Büyürüz, evleniriz, bir çocuğumuz olur. Daha ilk okul yıllarında hatta okumayı bilmeden onu testlere alıştırırız, anlamadan çözdüğü testlere. Çocuğumuz için hedefimiz mutlaka bir üniversite eğitimi alması. Yeteneklerine bu üniversitenin uygun olup olmadığı hiç önemli değil. Bizim istediğimiz bir bölüm tercih edilir ama olmuyorsa herhangi bir bölüm de olabilir. Üniversiteyi kazanınca hedef mezuniyet. Sonrası bir iş yapması gündemde. İşin aldığı eğitimle uygun olup olmaması önemli değil, hele çok kazanç getiren bir işse hemen tercih edilir. Ya da ailevi gelir getiren bir iş varsa hemen o işin başına geçirilir. Eh artık standartlar az çok tamamlanmıştır. Toplumda yeri, mevkisi var, geliri güzel, sıra evlenmesinde..Ne de olsa bu kadar emek verdiğimiz çocuğumuzun, ölmeden mürrüvetini görmek hakkımız ya. Bazen bu tercihi ona bırakırız, bizim de onaylamamız şartıyla. Çoğu kez seçimi biz yapar, ona onaylatırız..Bizim aile yapımıza, terbiyemize uygun bir ailenin çocuğu olmalıdır. Evlenir, onun da çocuğu olur, aynı bizim düşüncemizle o da çocuğunu yetiştirmeye başlar, çünkü o biz tarafından iyi bir şekilde yetiştirilmiş, anaya, babaya, çevresine hayırlı biri olmuştur. Bu arada bizim yaşlılık dönemimiz başlamıştır, maddi açıdan garantiye alınmış bir yaşlılık. Ve yaşamda görevimizi en iyi yapmamızın verdiği rahatlıkla gözlerimizi kapar, sonsuzluğa karışırız.

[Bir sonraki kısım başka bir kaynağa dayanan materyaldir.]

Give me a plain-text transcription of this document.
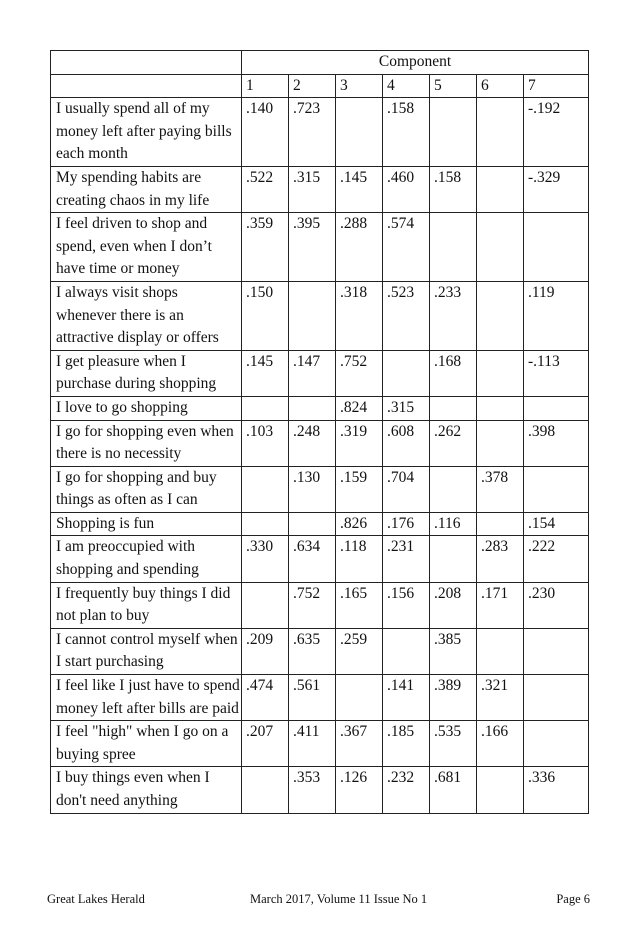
	Component						
	1	2	3	4	5	6	7
I usually spend all of my money left after paying bills each month	.140	.723		.158			-.192
My spending habits are creating chaos in my life	.522	.315	.145	.460	.158		-.329
I feel driven to shop and spend, even when I don’t have time or money	.359	.395	.288	.574			
I always visit shops whenever there is an attractive display or offers	.150		.318	.523	.233		.119
I get pleasure when I purchase during shopping	.145	.147	.752		.168		-.113
I love to go shopping			.824	.315			
I go for shopping even when there is no necessity	.103	.248	.319	.608	.262		.398
I go for shopping and buy things as often as I can		.130	.159	.704		.378	
Shopping is fun			.826	.176	.116		.154
I am preoccupied with shopping and spending	.330	.634	.118	.231		.283	.222
I frequently buy things I did not plan to buy		.752	.165	.156	.208	.171	.230
I cannot control myself when I start purchasing	.209	.635	.259		.385		
I feel like I just have to spend money left after bills are paid	.474	.561		.141	.389	.321	
I feel "high" when I go on a buying spree	.207	.411	.367	.185	.535	.166	
I buy things even when I don't need anything		.353	.126	.232	.681		.336
Great Lakes Herald	March 2017, Volume 11 Issue No 1	Page 6
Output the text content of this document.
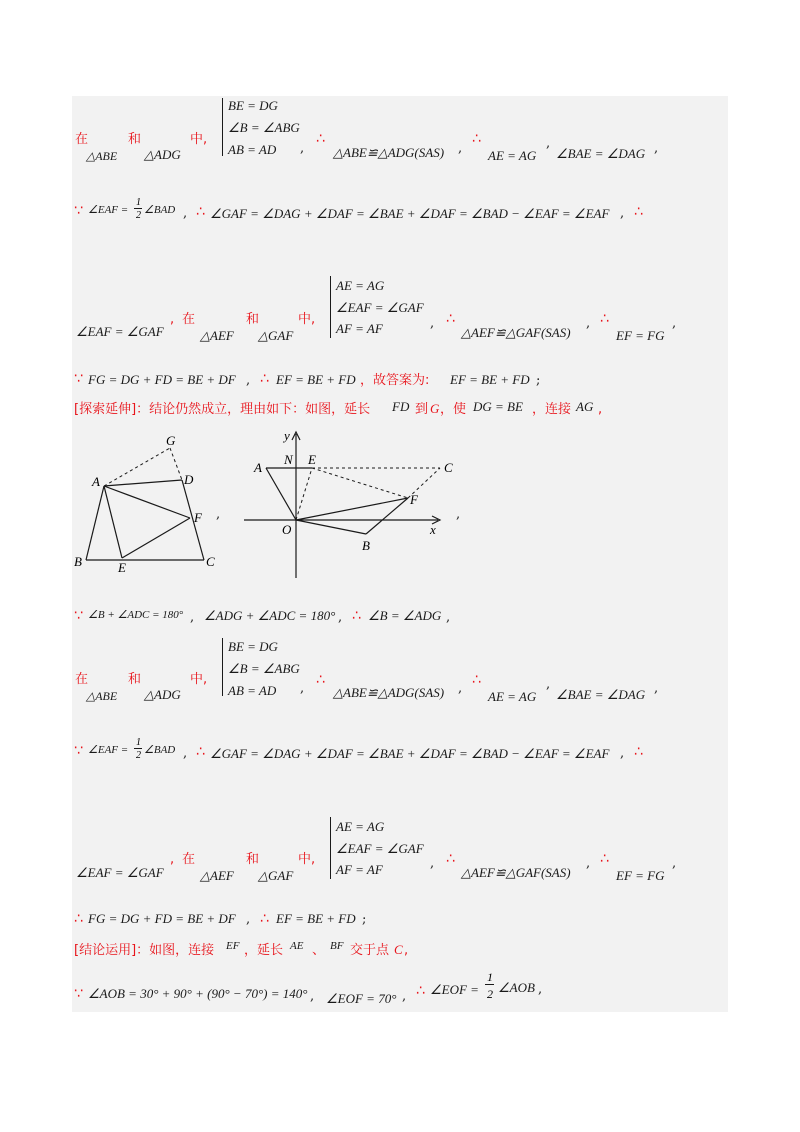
在
△ABE
和
△ADG
中,
BE = DG
∠B = ∠ABG
AB = AD ,
∴
△ABE≌△ADG(SAS) ,
∴
AE = AG
,
∠BAE = ∠DAG ,
∵ ∠EAF =
1
2 ∠BAD , ∴ ∠GAF = ∠DAG + ∠DAF = ∠BAE + ∠DAF = ∠BAD − ∠EAF = ∠EAF , ∴
∠EAF = ∠GAF
, 在
△AEF
和
△GAF
中,
AE = AG
∠EAF = ∠GAF
AF = AF	, ∴
△AEF≌△GAF(SAS)
, ∴
EF = FG
,
∵ FG = DG + FD = BE + DF , ∴ EF = BE + FD ，故答案为: EF = BE + FD ;
[探索延伸]：结论仍然成立，理由如下：如图，延长 FD 到 G ，使 DG = BE ，连接 AG ,
G
A	D
F
B	E	C
,
y
A
N E
C
F
O	x
B
,
∵ ∠B + ∠ADC = 180° , ∠ADG + ∠ADC = 180° , ∴ ∠B = ∠ADG ,
在
△ABE
和
△ADG
中,
BE = DG
∠B = ∠ABG
AB = AD ,
∴
△ABE≌△ADG(SAS) ,
∴
AE = AG
,
∠BAE = ∠DAG ,
∵ ∠EAF =
1
2 ∠BAD , ∴ ∠GAF = ∠DAG + ∠DAF = ∠BAE + ∠DAF = ∠BAD − ∠EAF = ∠EAF , ∴
∠EAF = ∠GAF
, 在
△AEF
和
△GAF
中,
AE = AG
∠EAF = ∠GAF
AF = AF	, ∴
△AEF≌△GAF(SAS)
, ∴
EF = FG
,
∴ FG = DG + FD = BE + DF , ∴ EF = BE + FD ;
[结论运用]：如图，连接 EF ，延长 AE 、 BF 交于点 C ,
∵ ∠AOB = 30° + 90° + (90° − 70°) = 140° , ∠EOF = 70° , ∴ ∠EOF =
1
2 ∠AOB ,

Standartlara uygun bir insan yaratmakla noktalanan bir son çizdim değil mi sizce de? Bu standartın dışında olanlar da var tabi ki...Dileğim bu örneğe uymayan bireylerin da artması.
Standart insan dediğimiz kişide siz özgür bir irade görebiliyor musunuz? Örnekte olduğu gibi eğitim, iş, para, çocuk sahibi olma hayatımızı idame ettirmemiz için gerekli şeyler. Fakat burdaki ölçüler, seçimlerin özgür idareyle yapılmadığından, sonsuzlukta da fazla bir şey ifade etmediğinden değersiz ölçüler. Biz öldükten yüzyıllar sonra adımızı anacak biri kalır mı?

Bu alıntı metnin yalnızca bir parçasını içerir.